Optional dependencies for extended functionality:

```bash
pip install annnet[networkx,igraph]
pip install annnet[graph-tool]
pip install annnet[corneto]
```

---

## 🚀 Quick Start

```python
import annnet as gg

# Create a new graph
G = gg.Graph(directed=True, backend="corneto")

# Add nodes and edges
G.add_node("A", type="gene")
G.add_node("B", type="protein")
G.add_edge("A", "B", sign="+", source="literature")

# Run a NetworkX algorithm (if installed)
path = G.nx.shortest_path(source="A", target="B")

# Export to JSON
G.to_json("graph.json")
```

---

## 📦 Refined Package Structure
The package is organized to separate core functionality, I/O operations, adapters for external libraries, and algorithms.

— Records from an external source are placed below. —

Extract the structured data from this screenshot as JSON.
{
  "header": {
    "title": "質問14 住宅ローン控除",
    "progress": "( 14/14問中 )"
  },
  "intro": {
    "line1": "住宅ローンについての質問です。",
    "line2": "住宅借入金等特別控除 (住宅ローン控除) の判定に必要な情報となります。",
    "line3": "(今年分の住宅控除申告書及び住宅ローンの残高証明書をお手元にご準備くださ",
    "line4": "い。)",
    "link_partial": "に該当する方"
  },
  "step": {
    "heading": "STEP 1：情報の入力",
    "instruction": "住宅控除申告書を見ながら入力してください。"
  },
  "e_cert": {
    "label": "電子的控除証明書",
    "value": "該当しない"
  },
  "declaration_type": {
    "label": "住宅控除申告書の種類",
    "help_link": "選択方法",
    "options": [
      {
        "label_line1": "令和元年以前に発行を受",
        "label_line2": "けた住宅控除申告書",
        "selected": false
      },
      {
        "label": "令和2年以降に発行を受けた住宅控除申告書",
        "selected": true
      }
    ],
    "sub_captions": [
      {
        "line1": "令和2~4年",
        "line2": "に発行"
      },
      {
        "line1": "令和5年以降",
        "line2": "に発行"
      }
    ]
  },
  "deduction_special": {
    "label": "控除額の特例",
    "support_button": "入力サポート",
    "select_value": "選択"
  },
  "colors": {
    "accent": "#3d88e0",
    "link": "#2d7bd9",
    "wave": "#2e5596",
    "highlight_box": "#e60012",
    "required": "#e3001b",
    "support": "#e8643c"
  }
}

This modular design allows for easy extension and maintenance.

```
annnet/
│
├── __init__.py                # Public API surface, version, re-exports
├── _version.py                # Single source of truth for __version__
│
├── core/                      # Core, always-installed logic
│   ├── __init__.py
│   ├── _base.py               # BaseGraph class and common interfaces 
│   ├── _graph.py              # Graph class and internal state manager
│   ├── structure.py           # Core data structures (nodes, edges, incidence)
│   ├── metadata.py            # Node/edge attribute store and access helpers
│   ├── views.py               # Subgraph views, shallow/deep copies
│   └── state.py               # Graph history, change tracking, and lazy loading
│
├── io/                        # Loaders and writers for files
│   ├── __init__.py
│   ├── csv.py                 # CSV format (edge list, node table)
│   ├── json.py                # JSON or JSONL parsing (streamable)
│   ├── registry.py            # Entry point registration for loaders/dumpers
│   └── utils.py               # Format detection, path helpers
│
├── adapters/                  # Lazy integration with external libraries
│   ├── __init__.py
│   ├── _base.py               # AbstractAdapter, adapter interface
│   ├── _proxy.py              # Tiny forwarding proxy
│   ├── manager.py             # Adapter registry and lazy bridge logic
│   ├── networkx.py            # If available: convert, cache, sync with NetworkX
│   ├── igraph.py              # If available
│   ├── graphtool.py           # If available
│   └── corneto.py             # If available
│
├── algorithms/                # Pure-python algorithms using core only
│   ├── __init__.py
│   └── traversal.py           # BFS/DFS etc.
│
└── utils/                     # Generic helpers not tied to graph structure
    ├── validation.py
    ├── typing.py
    └── config.py              # Global options, logging, toggles
```

---

## ⚙️ Internal Design
annnet intelligently adapts its internal representation for performance and compatibility:

- Chooses between edge lists, incidence matrices, and adjacency dicts automatically
- Keeps metadata (node/edge attributes) separate from core structure
- Lazy construction of external library representations (e.g., NetworkX) only when needed
- Copy-on-write design for subgraphs and structural mutations

---

## 🧭  Philosophy
annnet vis designed with these principles in mind:

- **Simple**, consistent interface for all graph types
- **Interoperability-first**: integrate, don’t replace
- **Performance-aware**, not performance-obsessed
- **Extendable** and modular, not monolithic

---

## 📜 License
annnet is licensed under the BSD-3 License. See the [LICENSE](LICENSE) file for details.